Numerical analysis and simulation of magnetic flux and force in a three-coil system

Abstract

When an electric current flows through a coil, a magnetic field concentrating on the space surrounding the coil is created. By controlling the change of discharge current, there would be a great difference in the electromagnetic force between two coils. Assuming that the directions of the currents flowing through two coils are uniform, the electromagnetic attractive force can be generated. Otherwise, it would cause repulsion. For decades, the research and application about the electromagnetic force has been a hot spot.

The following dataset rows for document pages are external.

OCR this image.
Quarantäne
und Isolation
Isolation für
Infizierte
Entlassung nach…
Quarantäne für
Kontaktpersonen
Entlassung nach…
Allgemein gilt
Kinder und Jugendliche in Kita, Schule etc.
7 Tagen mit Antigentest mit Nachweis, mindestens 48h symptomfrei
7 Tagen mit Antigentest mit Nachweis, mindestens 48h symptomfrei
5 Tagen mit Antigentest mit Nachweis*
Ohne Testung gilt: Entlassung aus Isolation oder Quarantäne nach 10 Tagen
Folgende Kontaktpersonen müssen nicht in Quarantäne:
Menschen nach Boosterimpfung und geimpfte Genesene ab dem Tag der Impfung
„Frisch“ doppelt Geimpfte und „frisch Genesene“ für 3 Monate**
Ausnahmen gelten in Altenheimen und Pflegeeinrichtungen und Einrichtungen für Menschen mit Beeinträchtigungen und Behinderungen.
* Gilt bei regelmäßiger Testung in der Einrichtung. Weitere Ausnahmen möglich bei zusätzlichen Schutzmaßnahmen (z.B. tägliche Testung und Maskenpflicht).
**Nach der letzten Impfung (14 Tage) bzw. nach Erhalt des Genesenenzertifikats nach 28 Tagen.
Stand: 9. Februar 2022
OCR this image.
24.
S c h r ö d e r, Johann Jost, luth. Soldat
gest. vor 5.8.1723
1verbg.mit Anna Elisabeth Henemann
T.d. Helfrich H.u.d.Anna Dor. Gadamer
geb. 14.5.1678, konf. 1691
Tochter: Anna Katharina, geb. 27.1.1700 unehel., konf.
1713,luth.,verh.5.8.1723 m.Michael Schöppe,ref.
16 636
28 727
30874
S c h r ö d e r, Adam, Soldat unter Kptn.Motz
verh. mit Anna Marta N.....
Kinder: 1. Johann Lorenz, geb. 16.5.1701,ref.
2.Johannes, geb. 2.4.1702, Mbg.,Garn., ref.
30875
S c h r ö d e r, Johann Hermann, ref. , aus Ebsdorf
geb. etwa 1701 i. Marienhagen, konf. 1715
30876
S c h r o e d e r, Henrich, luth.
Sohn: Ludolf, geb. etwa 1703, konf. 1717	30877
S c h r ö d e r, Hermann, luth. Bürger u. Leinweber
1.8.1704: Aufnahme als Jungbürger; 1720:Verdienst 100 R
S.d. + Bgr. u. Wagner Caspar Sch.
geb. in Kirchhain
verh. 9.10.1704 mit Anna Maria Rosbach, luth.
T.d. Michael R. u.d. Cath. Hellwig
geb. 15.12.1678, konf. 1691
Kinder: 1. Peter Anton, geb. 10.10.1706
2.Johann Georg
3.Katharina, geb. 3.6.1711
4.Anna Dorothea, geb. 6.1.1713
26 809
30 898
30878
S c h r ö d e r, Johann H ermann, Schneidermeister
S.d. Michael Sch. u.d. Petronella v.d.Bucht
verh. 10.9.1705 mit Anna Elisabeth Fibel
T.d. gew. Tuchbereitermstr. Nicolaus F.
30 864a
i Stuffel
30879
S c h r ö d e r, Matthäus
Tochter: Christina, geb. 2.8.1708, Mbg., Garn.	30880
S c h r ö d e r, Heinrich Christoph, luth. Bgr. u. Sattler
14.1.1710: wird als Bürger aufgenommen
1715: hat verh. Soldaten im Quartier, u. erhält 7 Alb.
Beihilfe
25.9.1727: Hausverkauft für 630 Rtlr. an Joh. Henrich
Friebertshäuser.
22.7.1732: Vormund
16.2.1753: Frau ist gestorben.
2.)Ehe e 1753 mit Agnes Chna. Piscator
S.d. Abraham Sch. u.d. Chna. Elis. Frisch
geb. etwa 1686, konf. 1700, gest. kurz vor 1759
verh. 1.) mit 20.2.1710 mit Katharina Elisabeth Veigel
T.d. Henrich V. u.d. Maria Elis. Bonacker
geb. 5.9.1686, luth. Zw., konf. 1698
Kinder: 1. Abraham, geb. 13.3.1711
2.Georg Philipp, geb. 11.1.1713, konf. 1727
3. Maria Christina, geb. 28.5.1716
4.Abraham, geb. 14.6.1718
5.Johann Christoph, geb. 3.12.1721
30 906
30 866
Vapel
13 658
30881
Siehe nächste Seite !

In this paper, a typical system of three coaxial coils is taken as an example to analyze the magnetic flux distribution and electromagnetic force with each coil, as shown in Fig. 1. The coil formers are all alike. According to Gauss theorem and Ampere's circulation theorem, the basic electromagnetic equations of single coil are described. The electromagnetic attractive/repulsive force between two coils is derived from an equivalent circuit model. The effect of the structural parameters of the coils (inner diameter, outer diameter, turns), polarities of three coils' discharge currents, magnitudes of discharge voltages and the distance between coils on the characteristics of electromagnetic force are investigated and discussed by finite element method. Furthermore, keeping the coil 1 and coil 3 at a fixed position, the motion behavior of coil 2 driven by the electromagnetic force is carried out. For a given distance between coil 1 and coil 3, the optimal position where the coil 2 can get the maximum velocity approaching the coil 3 is found by numerical studies. The obtained results could be helpful and provide a new way for pile driving.